For all the last few years have been grim economic times for America, the U.S. still ranks sixth out of 175 countries in average income. But Americans have already lost bragging rights as the world’s largest trading nation, and China may have overtaken the U.S. as world’s largest economy as well, according to former International Monetary Fund economist Arvind Subramanian. Even the more pessimistic of China-watchers appear to agree the U.S. will drop to second place by decade’s end at the latest. Will this doom the U.S. to a penurious future of lower average incomes, as it slowly sinks into the stagnant backwaters of the global economy?
No. Being biggest was never the real secret to American riches. And the tiny size of the economies that we know are richer than America today (Macao, Qatar, Luxembourg, Singapore, Norway, and Brunei) also suggests there’s probably more to average income than absolute scale. Five of them are effective city-states, and they have a combined population of about 14 million, or about one-twentieth of America’s.
So if simple scale doesn’t explain why the U.S. is one of the richest countries in the world, what does?
America’s advantage is based on being an incredible place to live and work. We can learn something from our thriving cities: Attract the best people and the most investment. Cities with more bars, restaurants, and theatres attract more college-educated residents and see faster employment and productivity growth, according to work by Harvard’s Ed Glaeser and the University of Chicago’s Jesse Shapiro. Be a nicer place to live, and your productivity will increase.
The same applies at the national level. It’s because America is a better place to live, work, and innovate than almost anywhere else that all six Chinese-born Nobel-prize-winning scientists now reside in the U.S., for example. And the benefits to the U.S. are huge: fully one-quarter of all U.S. patent applications had foreign nationals residing in the U.S. as inventors or co-inventors.
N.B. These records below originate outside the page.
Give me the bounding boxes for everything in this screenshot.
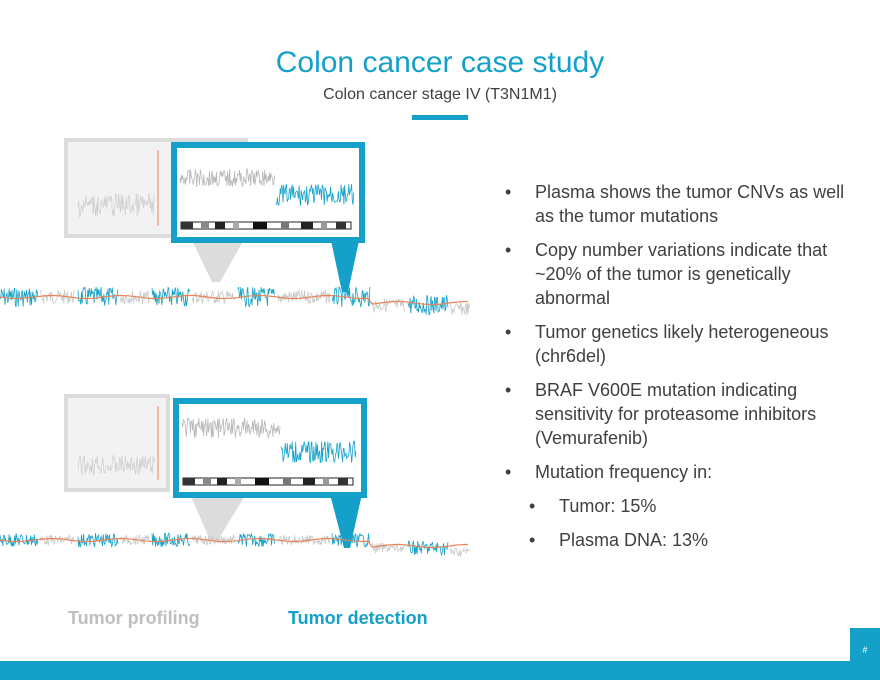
- bottom-zoom-ideogram: [182, 477, 354, 486]
- bullet-item: • Tumor genetics likely heterogeneous (ch…: [505, 320, 850, 368]
- bottom-panel: [0, 394, 470, 557]
- top-genome-track: [0, 286, 470, 316]
- top-zoom-trace: [179, 167, 355, 207]
- slide-subtitle: Colon cancer stage IV (T3N1M1): [323, 86, 557, 103]
- bullet-text: Mutation frequency in:: [535, 462, 713, 482]
- bullet-dot-icon: •: [529, 530, 536, 550]
- bullet-item: • Mutation frequency in:: [505, 460, 850, 484]
- bottom-gray-inset-trace: [77, 454, 156, 476]
- bullet-item: • Copy number variations indicate that ~2…: [505, 238, 850, 310]
- slide-title: Colon cancer case study: [275, 46, 605, 79]
- title-accent-rule: [412, 115, 468, 120]
- bullet-text: Plasma DNA: 13%: [559, 530, 709, 550]
- top-gray-callout: [190, 236, 246, 282]
- top-gray-inset-trace: [77, 193, 156, 219]
- bullet-dot-icon: •: [529, 496, 536, 516]
- bullet-text: Copy number variations indicate that ~20…: [535, 240, 828, 308]
- bullet-text: Tumor: 15%: [559, 496, 657, 516]
- bottom-genome-track: [0, 532, 470, 557]
- bottom-zoom-trace: [181, 417, 357, 464]
- bullet-text: Tumor genetics likely heterogeneous (chr…: [535, 322, 829, 366]
- top-panel: [0, 138, 470, 316]
- page-number: #: [850, 628, 880, 661]
- bullet-item: • BRAF V600E mutation indicating sensitiv…: [505, 378, 850, 450]
- bottom-blue-callout: [330, 494, 362, 548]
- bullet-text: BRAF V600E mutation indicating sensitivi…: [535, 380, 817, 448]
- bullet-dot-icon: •: [505, 182, 512, 202]
- bullet-dot-icon: •: [505, 380, 512, 400]
- bullet-dot-icon: •: [505, 322, 512, 342]
- bullet-dot-icon: •: [505, 462, 512, 482]
- bottom-gray-callout: [190, 494, 246, 540]
- caption-tumor-profiling: Tumor profiling: [68, 608, 200, 628]
- top-blue-callout: [330, 236, 360, 292]
- bullet-dot-icon: •: [505, 240, 512, 260]
- bullet-text: Plasma shows the tumor CNVs as well as t…: [535, 182, 845, 226]
- sub-bullet-item: • Tumor: 15%: [505, 494, 850, 518]
- sub-bullet-item: • Plasma DNA: 13%: [505, 528, 850, 552]
- top-zoom-ideogram: [180, 221, 352, 230]
- bullet-item: • Plasma shows the tumor CNVs as well as …: [505, 180, 850, 228]
- bottom-gray-inset: [64, 394, 170, 492]
- caption-tumor-detection: Tumor detection: [288, 608, 428, 628]
- bullet-list: • Plasma shows the tumor CNVs as well as …: [505, 180, 850, 562]
- footer-bar: [0, 661, 880, 680]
Sixty percent of software engineers in the U.S. are migrants, along with more than one-half of all medical scientists. It is because America is a great place to make money that Chinese investment in the U.S. is forecasted to top $200 billion and employ 400,000 Americans by 2020.
Of course it’s not just about the new arrivals, it’s also about those born from previous generations of immigrants. America is a country made great—and productive—by the realization of its founding principles. It was a pioneer of broad-based democracy, universal education, and civil rights. Even middle-class people can buy a large house that’s a reasonably short drive to work in a safe neighborhood with good public schools. A bonus: They’re often near incredibly beautiful state and federal parks. The legal system, for all of the ambulance chasing and patent-thicketing, is reasonably un-capricious. You are secure in what you say, and you have considerable opportunity to say or do something else somewhere else in the country.
Compare the nation about to replace the U.S. atop the global output rankings: For all the fancy new airports and fast trains connecting major cities, people in China do not have freedom to move without government permission, nor freedom to speak without risk of disappearance. The smog in big cities is bad enough to be a major cause of death, and the poverty in parts of the country is severe enough that around a quarter of the country’s population subsists on less than $2 income each day. Being biggest is very different from being best.
If America wants to benefit from a growing global economy over the next century, it needs to ensure it retains its edge in quality of life. That means improving the country’s schools, colleges, and hospitals so they remain some of the best in the world. It means that physical and cultural infrastructure is strengthened, and that opportunity really is open to all of ability and drive—not only the lucky few. And it means opening the doors wide to innovators, entrepreneurs, and investors who understand that what makes America great has nothing to do with its GDP ranking or having the world’s biggest military.
What made and makes America a wonderful place are its opportunities and the creed “life, liberty, and the pursuit of happiness.” Ensuring all here at home can participate in that pursuit will perfectly position America for the opportunities of the 21st century.
Charles Kenny is a Senior Fellow at the Center for Global Development. This article is adapted from his book, The Upside of Down: Why the Rise of the Rest is Great for the West (Basic Books).